Based on the CI and random consistency index (RI), the consistency ratio (CR) is calculated using the following formula,

$$ \begin{aligned} {\text{CR }} = {\text{ CI}}/{\text{RI}} \\ = \, 0.{142 }/{ 1}.{52 } = \, 0.0{9342} \\ \end{aligned} $$

Since the acceptable CR value for all larger matrices, n ≥ 5 is 0.1 [35]. It implies that the matrix's evaluation is acceptable or indicates a good level of consistency in the comparative judgments represented in that matrix. The final prioritization of the identified factors based on its criterion weights is given in Table 4.

Table 4 Ranking of factors

Table 4 deals with the simple ranking/prioritization of factors. The analysis revealed that experts gave more weight to top management commitment (27%), followed by AM technology (17%). The proactive and visionary top management committed must promote the continual improvement culture with advanced manufacturing processes and systems toward long-term organizational goals. From the analysis, top management commitment, AM technology, technological awareness, financial capability, organization capability and human resources are more significant for AM implementation. From the critical analysis of this study, it can be inferred that reliable and robust financial support is required to develop, leverage and practice AM technologies and systems.

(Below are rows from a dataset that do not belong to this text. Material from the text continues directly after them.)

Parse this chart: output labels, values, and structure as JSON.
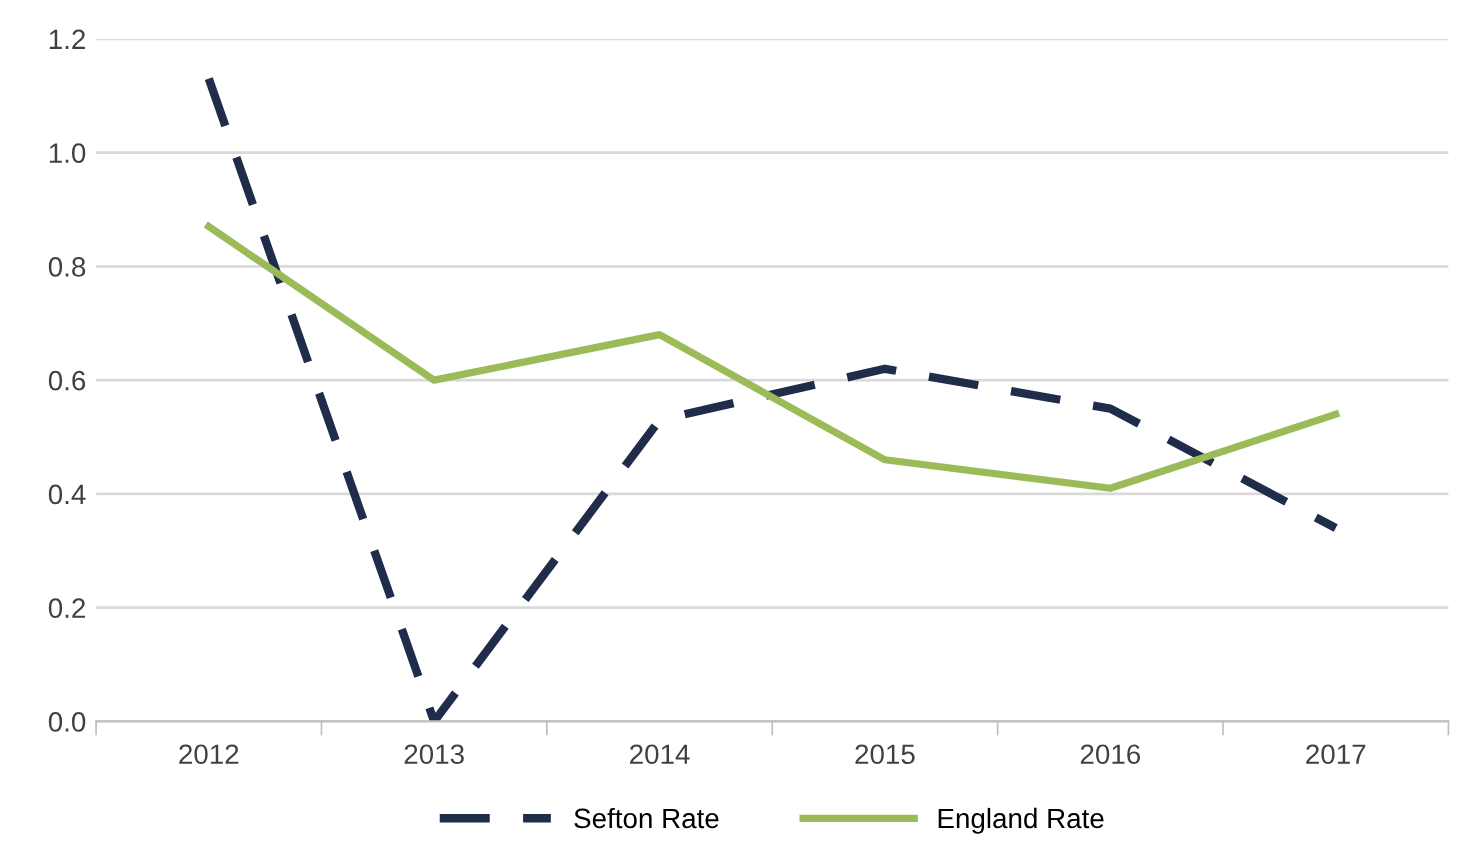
{
  "chart_data": {
    "type": "line",
    "categories": [
      "2012",
      "2013",
      "2014",
      "2015",
      "2016",
      "2017"
    ],
    "series": [
      {
        "name": "Sefton Rate",
        "color": "#1f2d4b",
        "line_style": "dashed",
        "values": [
          1.13,
          0.0,
          0.53,
          0.62,
          0.55,
          0.34
        ]
      },
      {
        "name": "England Rate",
        "color": "#9bbb59",
        "line_style": "solid",
        "values": [
          0.87,
          0.6,
          0.68,
          0.46,
          0.41,
          0.54
        ]
      }
    ],
    "ylim": [
      0,
      1.2
    ],
    "yticks": [
      {
        "value": 0,
        "label": "0.0"
      },
      {
        "value": 0.2,
        "label": "0.2"
      },
      {
        "value": 0.4,
        "label": "0.4"
      },
      {
        "value": 0.6,
        "label": "0.6"
      },
      {
        "value": 0.8,
        "label": "0.8"
      },
      {
        "value": 1.0,
        "label": "1.0"
      },
      {
        "value": 1.2,
        "label": "1.2"
      }
    ],
    "grid": "y",
    "legend": "bottom",
    "marker": "none"
  }
}
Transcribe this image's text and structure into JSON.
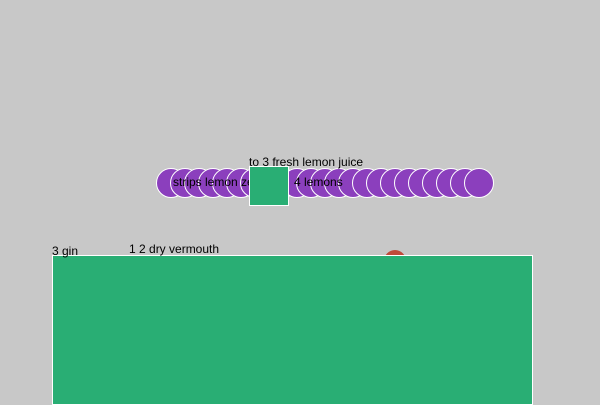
{
  "colors": {
    "background": "#c8c8c8",
    "purple": "#8b3fbd",
    "green": "#29ae74",
    "red": "#c04a3a",
    "text": "#000000"
  },
  "labels": {
    "top": "to 3 fresh lemon juice",
    "strips": "strips lemon zest",
    "lemons": "4 lemons",
    "gin": "3 gin",
    "vermouth": "1 2 dry vermouth"
  },
  "circle_row": {
    "count": 23
  }
}
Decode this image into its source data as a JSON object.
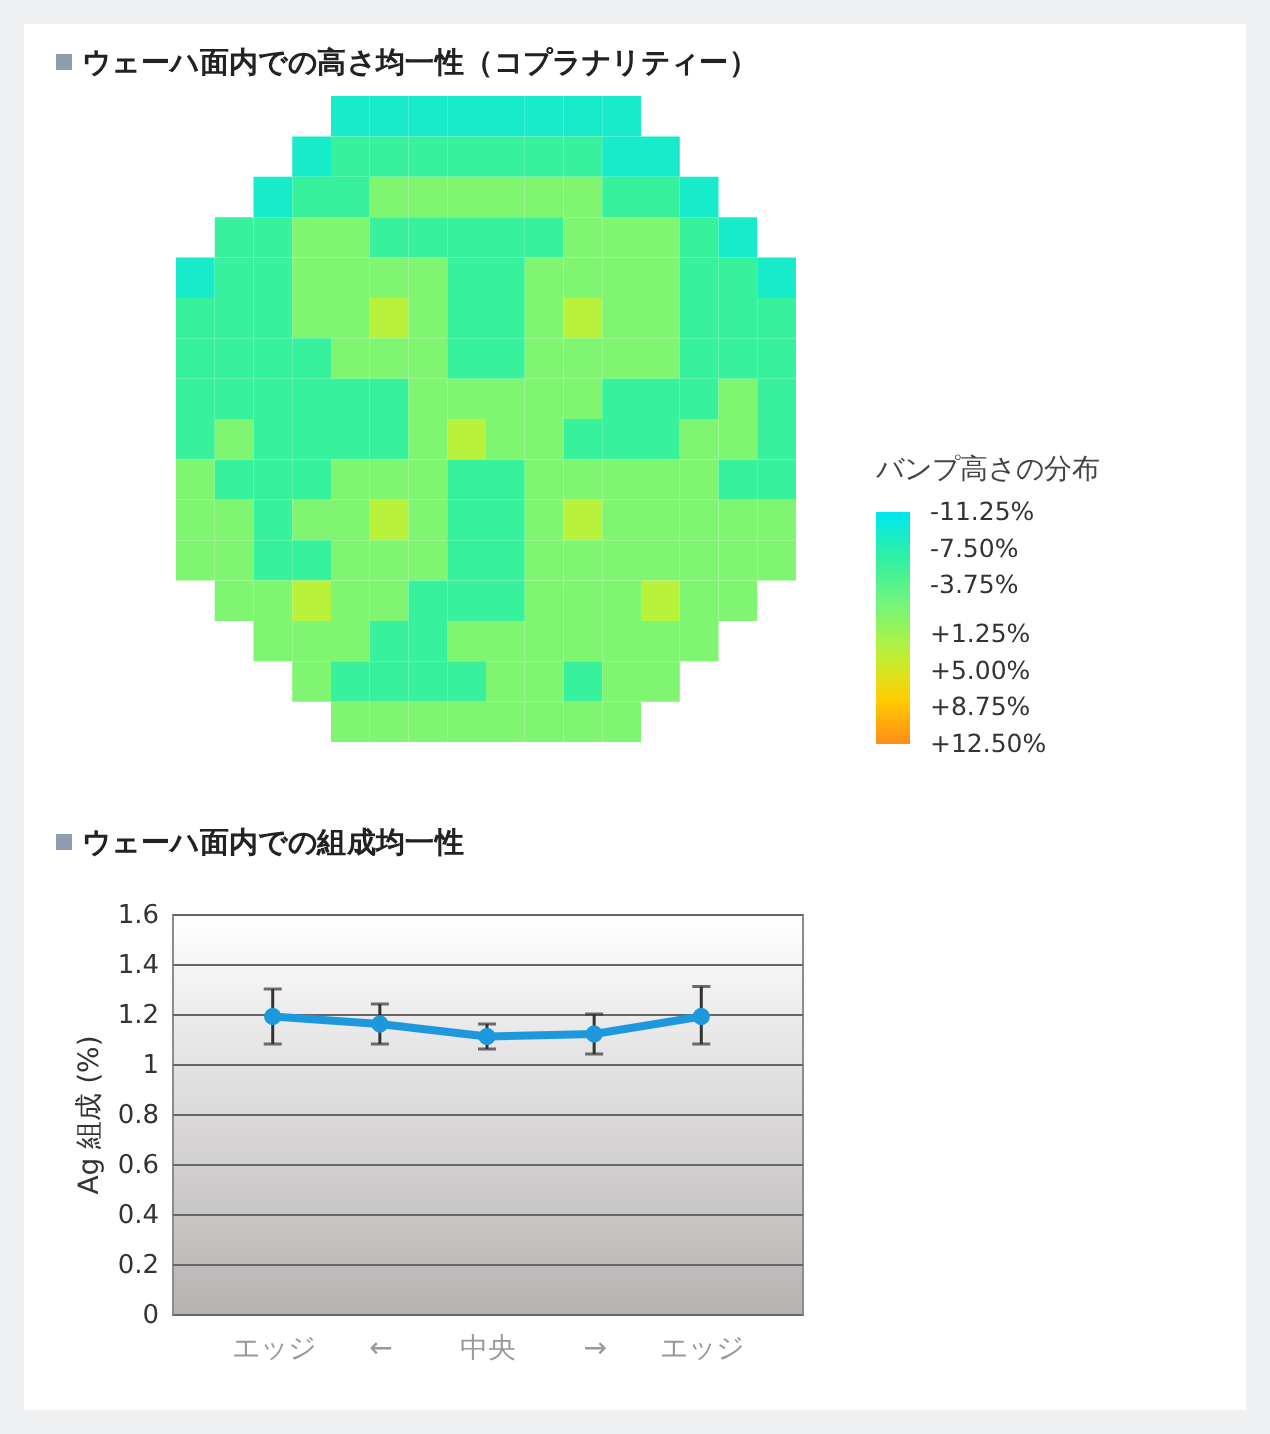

The literature on AM supply chain [2, 5, 38] reveals that the implementation of AM may impact different supply chain players such as suppliers, manufacturing firms and customers. Agile and responsible supply chain operations are necessary by coordination between supply chain players to leverage AM technology. However, it is ranked 6th in the hierarchy, indicating that the supply chain plays a mediating role in AM implementation strategy to improve its competitiveness further, as suggested by [19]. Besides, customer's active participation in various business facets such as product designing, customization and delivery feedback is an essential aspect of AM implementation. Thus, integrating such supply chain practices is required while formulating AM implementation strategy to gain a competitive edge for the firms.

A synchronous flow of information is necessary for effective and efficient communication. However, according to expert priorities, information sharing and education and training are not relevant factors during early implementation of AM and, thus, places at the bottom of the hierarchy. However, additional factors may be considered in the hierarchical model based on different manufacturing firm's specific requirements.

Conclusion

Most of the industries are still struggling to identify important factors hindering AM implementation. This work aims to identify important AM implementation factors and prioritize them using the analytic hierarchy process (AHP). A total of 11 factors were identified from previous literature. AHP model and prioritization of important factors responsible for implementing AM technology enhance rigor in AM implementation strategy formulation. The analysis shows that top management commitment is placed at rank 1 in the hierarchy. This finding is consistent with the previous literature [17, 19, 21, 22], highlighting that uninterrupted support from top management is essential for successful AM implementation.

This work can help understand the AM implementation process and operational and implementation challenges, which will help industry managers plan effective AM implementation strategies. The extension of this work would be prioritizing the factors using the analytical network process (ANP) or interpretive ranking process (IRP). Additionally, the prioritization of factors based on challenges faced by different departments within the organization may vary and provide a distinct perspective that further needs to be mitigated.